Melbourne University Ltd, the proposed private arm of one of the elite Australian universities, is setting the pace. It has put forward plans for an institution that aims to attract the brightest postgraduate students and young researchers from Australia and abroad. Staff salaries are reported to be in line with the private sector, with professors earning an annual income of Aus$160,000, senior lecturers Aus$97,000 and lecturer/tutors Aus$56,000.
But Melbourne University Ltd suffered a setback this month when it failed to be considered by the Victorian state government for its preferred site in Melbourne's large Docklands development. The acting vice chancellor of the University of Melbourne, Barry Sheehan, said the university was "bitterly disappointed" at being overlooked but would now seek a prestige alternative site for the development.
Another Melbourne consortium of universities succeeded in gaining preferred bidder status at the Docklands. The Tech2000 consortium, which includes Monash, Deakin, Victoria University of Technology, the Royal Melbourne Institute of Technology, commercial bank BZW Australia and Multiplex Constructions, proposes to commercialise intellectual property and research on part of the 220-hectare waterfront site near the central business district.
Ambition and grand entrepreneurial spirit is driving much of the Docklands proposals. The universities will have as neighbours an indoor/outdoor Australian Rules football stadium and a 113-storey, 560-metre silver tower that aims to capture the title of the world's tallest building.

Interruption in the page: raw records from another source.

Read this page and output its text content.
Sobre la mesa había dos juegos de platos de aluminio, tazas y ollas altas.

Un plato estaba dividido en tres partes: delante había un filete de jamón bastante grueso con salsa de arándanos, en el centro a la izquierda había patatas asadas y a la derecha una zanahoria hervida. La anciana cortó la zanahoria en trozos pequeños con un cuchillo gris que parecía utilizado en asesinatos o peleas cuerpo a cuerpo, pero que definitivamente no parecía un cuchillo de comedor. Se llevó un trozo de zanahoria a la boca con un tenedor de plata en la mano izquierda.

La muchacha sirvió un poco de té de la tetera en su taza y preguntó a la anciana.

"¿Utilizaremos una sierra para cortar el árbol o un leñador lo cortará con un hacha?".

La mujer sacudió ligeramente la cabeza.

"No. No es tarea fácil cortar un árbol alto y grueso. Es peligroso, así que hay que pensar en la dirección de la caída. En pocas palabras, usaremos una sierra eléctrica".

Monash University's acting vice chancellor, Peter Darvall, said the development would provide new opportunities for development in research, technology and policy formulation.
"The bid is about harnessing the abilities of some of the most creative researchers in this state around a central, dynamic precinct,"he said. "It will make a significant contribution in the fields of multimedia, sports technology, telecommunications, the environment, meteorology, transport, trade and public policy."

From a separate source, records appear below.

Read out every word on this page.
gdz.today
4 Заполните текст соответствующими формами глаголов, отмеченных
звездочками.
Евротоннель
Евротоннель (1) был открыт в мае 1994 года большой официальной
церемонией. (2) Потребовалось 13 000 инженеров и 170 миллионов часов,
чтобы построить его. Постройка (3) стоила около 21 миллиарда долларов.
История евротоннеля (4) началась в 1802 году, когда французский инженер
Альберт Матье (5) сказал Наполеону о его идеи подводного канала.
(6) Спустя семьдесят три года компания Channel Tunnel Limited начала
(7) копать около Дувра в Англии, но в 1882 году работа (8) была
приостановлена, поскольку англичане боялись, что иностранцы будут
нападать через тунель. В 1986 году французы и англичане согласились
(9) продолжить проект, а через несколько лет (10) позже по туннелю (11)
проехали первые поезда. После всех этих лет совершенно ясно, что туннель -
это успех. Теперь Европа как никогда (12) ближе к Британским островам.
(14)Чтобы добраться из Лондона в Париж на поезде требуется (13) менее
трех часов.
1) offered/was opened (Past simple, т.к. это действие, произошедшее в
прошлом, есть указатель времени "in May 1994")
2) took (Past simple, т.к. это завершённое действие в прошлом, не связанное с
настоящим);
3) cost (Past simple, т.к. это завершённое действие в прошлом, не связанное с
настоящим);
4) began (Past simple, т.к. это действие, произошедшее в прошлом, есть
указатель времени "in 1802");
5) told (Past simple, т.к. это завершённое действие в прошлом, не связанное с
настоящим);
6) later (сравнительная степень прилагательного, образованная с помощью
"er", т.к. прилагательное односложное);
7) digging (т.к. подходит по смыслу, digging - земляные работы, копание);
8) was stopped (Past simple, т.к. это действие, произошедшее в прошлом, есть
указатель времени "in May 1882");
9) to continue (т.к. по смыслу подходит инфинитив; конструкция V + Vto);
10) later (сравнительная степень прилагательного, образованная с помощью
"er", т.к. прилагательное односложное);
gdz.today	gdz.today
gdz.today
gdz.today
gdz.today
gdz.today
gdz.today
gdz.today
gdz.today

In another development, a Queensland business consortium has revealed plans for a Aus$60 million private university in the far north of the state. The proposal includes a university for up to 3,000 students. The target market is international fee-paying students from Asian nations, but full fee-paying local students will also be sought.
"While the majority of students envisaged will be from overseas, the university will tap into a growing tendency for Australian students to travel for their education," the consortium said.
Although a 19-day student protest squat in RMIT's finance building has now ended, a wider campaign by student groups against the federal government's new deal for higher education will continue until Christmas. At the 30,000-student Monash University, a tent city with a permanent population of about five students is into its second month.
Situated outside the vice chancellor's building, the protest is a highly visible, if not representative, reminder that the shift to privatisation is not pleasing all on campus.